Al contrario la cattiva alimentazione, determinate patologie, ma anche lo stress, ansia, la scarsa qualità o quantità del sonno possono modificare in senso negativo il microbiota. «Quando si ha uno stress acuto o cronico – ha fatto notare Cicero – ne risente la flora intestinale nel bilanciamento tra i ceppi: prendono il sopravvento quelli cattivi. Si determina uno sbilanciamento che porta all’incapacità di assimilazione di alcuni micronutrienti e vitamine. D’altra parte si possono anche produrre sostanze tossiche, la più studiata è il Tmao (Trimetilammina N-ossido), perché associata allo sviluppo anche di patologie cardiovascolari importanti. Il paziente affetto da scompenso cardiaco e disbiotico con alti livelli di Tmao ha una possibilità di morire molto più alta rispetto al paziente solo scompensato».

L’aiuto della supplementazione

Arrigo Cicero, professore associato di Scienze Tecniche Dietetiche Applicate presso il Dipartimento di Scienze Mediche e Chirurgiche Università di Bologna e presidente della Società Italiana di Nutraceutica SINut

Quello degli integratori alimentari è un mercato che vede l’Italia eccellere in Europa: nel 2025, potrebbe raggiungere i 4,8 miliardi di euro, con un’ampia superiorità rispetto a Germania e Francia, in base al primo report sul mercato della nutraceutica e del novel food in Italia e nel mondo realizzato dall’Area Studi Mediobanca. «Il made in Italy è molto considerato nel mondo per la sua qualità ed evoluzione tecnologica – spiega Cicero – La scienza dell’integrazione si fonda sulla tecnica, che è garanzia di qualità. Scegliere un prodotto adeguato ad alta biodisponibilità può cambiare completamente il risultato di una cura: soprattutto per l’apparato gastroenterico la tecnica formulativa influisce tantissimo. La vitamina D in compresse è, per esempio, difficilmente assorbibile senza un mezzo oleoso o se non ne è microrivestita per favorire l’assorbimento, e i livelli quantitativi quotidiani dovrebbero essere almeno tra le 1000 e 2000 unità giorno. Un buon prodotto probiotico dovrebbe invece avere alta carica microbica e differenziazione di più ceppi».

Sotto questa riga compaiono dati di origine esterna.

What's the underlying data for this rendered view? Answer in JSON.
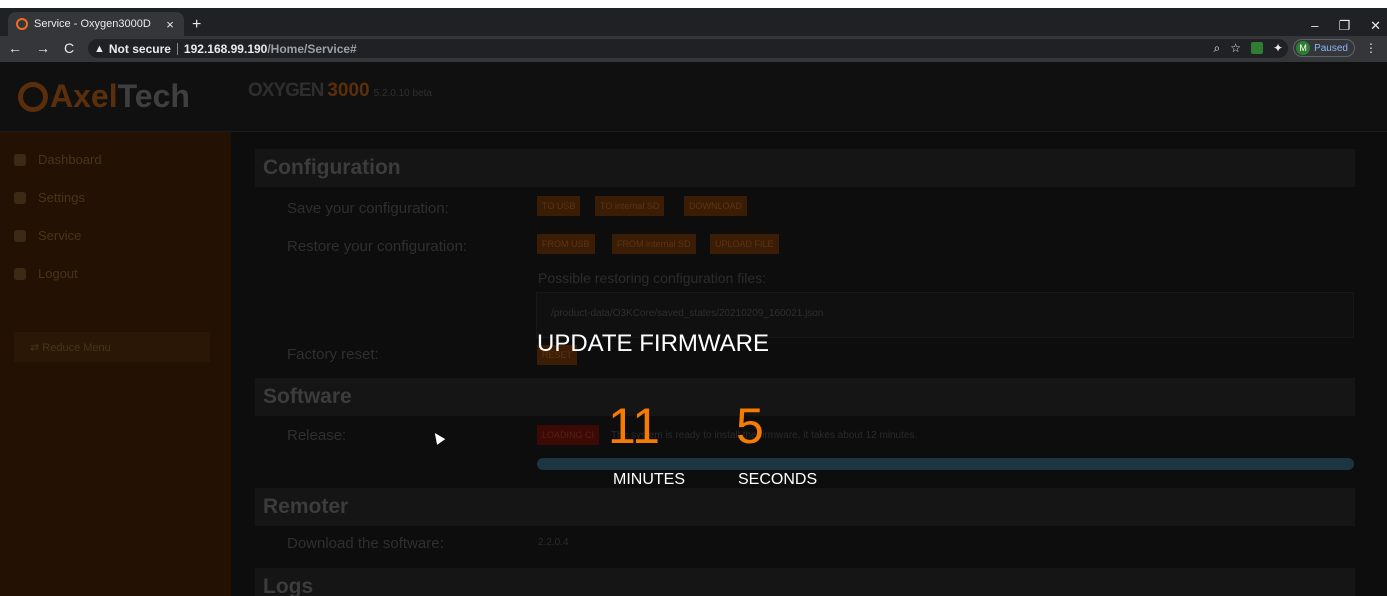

Fondamentale alimentarsi bene, ma anche integrare. «Non sempre si riesce a seguire una dieta sana, spesso i prodotti hanno perso componenti importanti, c’è una fattore di stress psicosociale, aumentate necessità funzionali, per esempio perché lavoriamo molte più ore rispetto a quelle che ci permette la nostra fisiologia. Abbiamo spesso problemi di salute che impediscono di assorbire in maniera adeguata i micronutrienti, c’è l’aumento di celiachia e ipersensibilità al glutine».

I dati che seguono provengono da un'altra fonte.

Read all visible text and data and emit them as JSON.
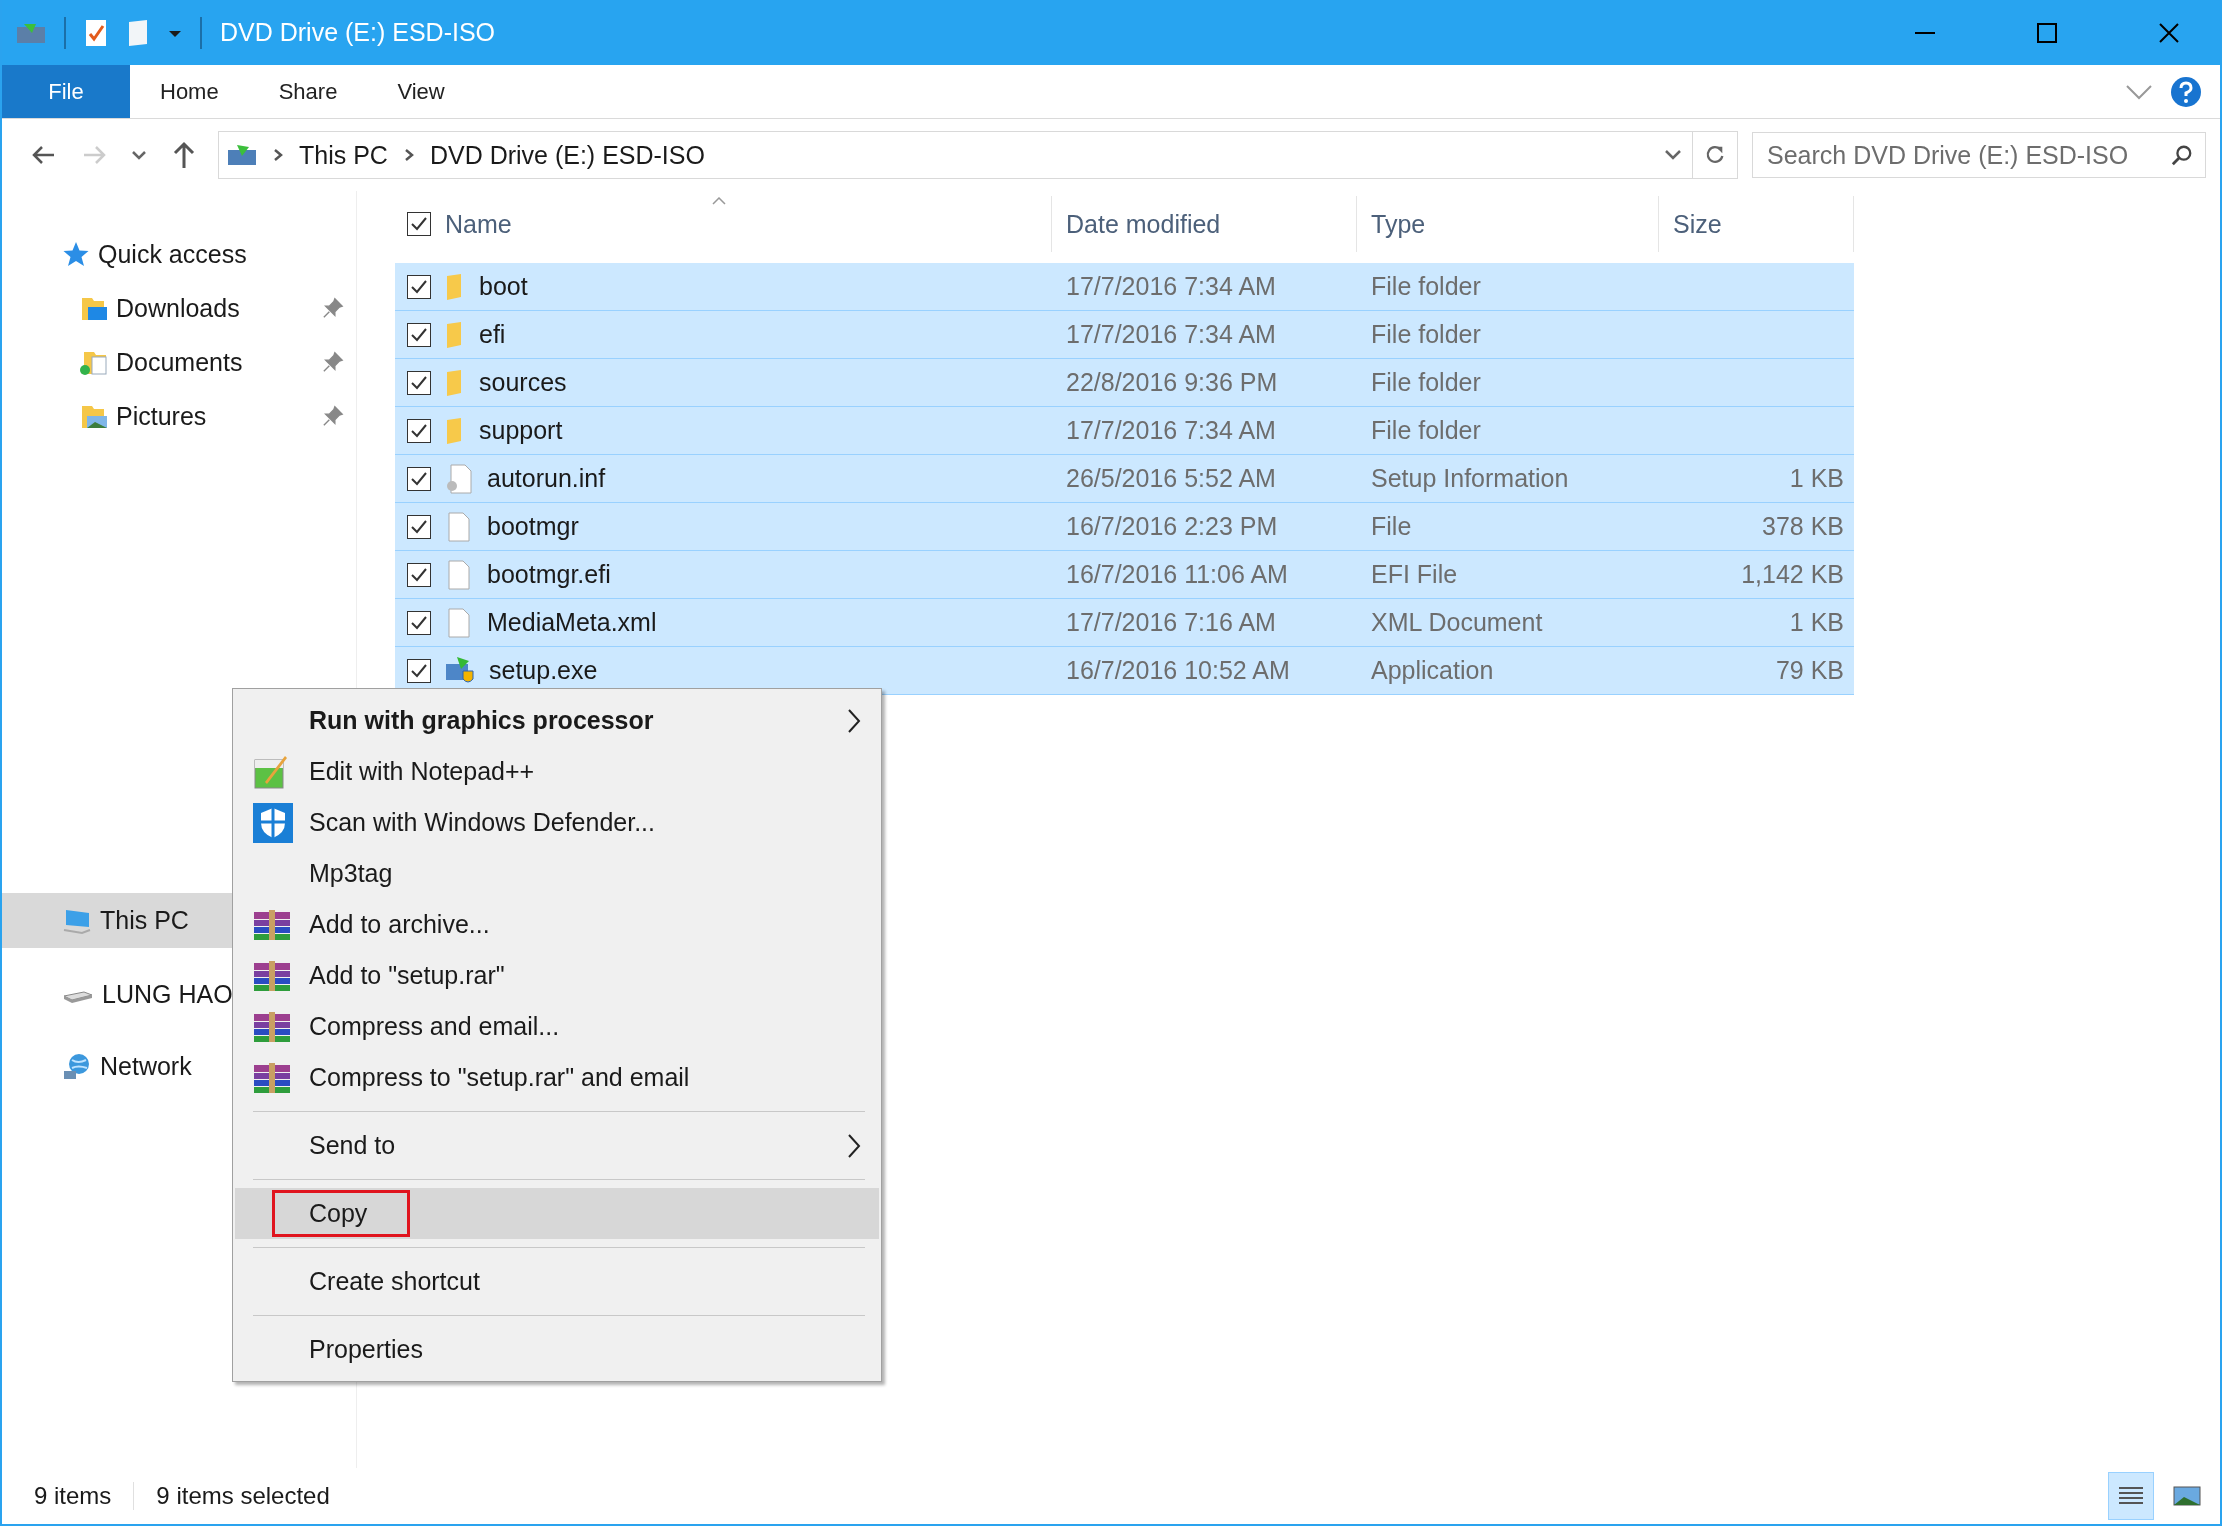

«Quando c’è danno della mucosa intestinale ci sono tante carenze nutrizionali; la supplementazione in questo caso è fondamentale, può migliorare lo stato psicofisico, anche se l’integrazione non deve distogliere dall’attenzione alla dieta» ha rimarcato Castiglione.

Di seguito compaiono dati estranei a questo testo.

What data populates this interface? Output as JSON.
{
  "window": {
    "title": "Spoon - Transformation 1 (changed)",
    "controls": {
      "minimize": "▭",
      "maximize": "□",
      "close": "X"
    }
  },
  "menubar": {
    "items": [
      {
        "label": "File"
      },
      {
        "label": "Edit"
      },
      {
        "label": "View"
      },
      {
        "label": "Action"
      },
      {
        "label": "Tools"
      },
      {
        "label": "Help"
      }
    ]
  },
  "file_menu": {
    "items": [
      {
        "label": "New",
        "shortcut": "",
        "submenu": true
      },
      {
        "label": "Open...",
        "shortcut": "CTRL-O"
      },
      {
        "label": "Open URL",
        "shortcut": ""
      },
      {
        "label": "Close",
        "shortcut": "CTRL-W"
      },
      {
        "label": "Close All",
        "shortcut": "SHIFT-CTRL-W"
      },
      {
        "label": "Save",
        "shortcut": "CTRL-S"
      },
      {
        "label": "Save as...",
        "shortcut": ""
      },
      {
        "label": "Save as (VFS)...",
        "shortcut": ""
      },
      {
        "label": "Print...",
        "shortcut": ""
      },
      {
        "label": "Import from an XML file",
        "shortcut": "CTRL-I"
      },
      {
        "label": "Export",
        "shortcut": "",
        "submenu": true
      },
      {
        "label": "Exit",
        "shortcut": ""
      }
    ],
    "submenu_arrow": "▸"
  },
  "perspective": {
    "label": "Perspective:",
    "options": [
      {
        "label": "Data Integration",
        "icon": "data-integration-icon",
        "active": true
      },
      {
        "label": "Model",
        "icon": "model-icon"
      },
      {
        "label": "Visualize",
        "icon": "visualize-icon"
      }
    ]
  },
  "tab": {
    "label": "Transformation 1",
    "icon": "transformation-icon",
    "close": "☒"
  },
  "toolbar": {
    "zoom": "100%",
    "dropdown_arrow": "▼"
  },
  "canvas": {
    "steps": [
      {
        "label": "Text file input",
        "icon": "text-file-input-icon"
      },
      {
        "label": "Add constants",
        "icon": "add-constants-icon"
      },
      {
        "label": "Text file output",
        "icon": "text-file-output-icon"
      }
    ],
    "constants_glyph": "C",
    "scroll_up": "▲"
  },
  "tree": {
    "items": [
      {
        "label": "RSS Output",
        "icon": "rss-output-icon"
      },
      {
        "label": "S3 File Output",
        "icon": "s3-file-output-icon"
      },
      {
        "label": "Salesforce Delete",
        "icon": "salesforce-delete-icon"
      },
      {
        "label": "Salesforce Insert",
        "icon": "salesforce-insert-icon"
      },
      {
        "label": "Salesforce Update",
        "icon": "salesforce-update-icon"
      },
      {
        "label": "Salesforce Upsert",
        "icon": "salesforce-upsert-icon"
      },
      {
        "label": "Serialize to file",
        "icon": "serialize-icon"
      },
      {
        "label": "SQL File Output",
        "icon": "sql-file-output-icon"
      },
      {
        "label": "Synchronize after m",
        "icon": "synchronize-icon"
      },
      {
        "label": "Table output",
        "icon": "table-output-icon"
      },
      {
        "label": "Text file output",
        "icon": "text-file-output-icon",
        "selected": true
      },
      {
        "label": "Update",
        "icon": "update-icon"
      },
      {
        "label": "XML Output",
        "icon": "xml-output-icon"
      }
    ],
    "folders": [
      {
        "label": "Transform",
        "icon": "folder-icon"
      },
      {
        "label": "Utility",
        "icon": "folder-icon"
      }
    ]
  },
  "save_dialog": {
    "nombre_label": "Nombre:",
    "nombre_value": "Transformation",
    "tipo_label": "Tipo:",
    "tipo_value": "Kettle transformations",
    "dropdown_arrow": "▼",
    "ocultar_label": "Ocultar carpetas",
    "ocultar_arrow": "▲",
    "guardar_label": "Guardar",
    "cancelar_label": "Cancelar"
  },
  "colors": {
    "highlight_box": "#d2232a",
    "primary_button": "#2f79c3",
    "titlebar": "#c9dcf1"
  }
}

«Spesso con una corretta integrazione si riesce a rimettere un paziente “in bolla” affinché tutto funzioni bene. Sia nella salute sia nella patologia gastroenterologica, i pazienti sono però eterogenei: ognuno ha bisogno di un approccio ad hoc» ha fatto notare Danese. La personalizzazione, termine che in tempi di Covid si è spesso dimenticato, torna a essere allora la parola chiave nella medicina, stante un patrimonio di flora intestinale estremamente diversificato (solo per il 10% è simile tra due esseri umani).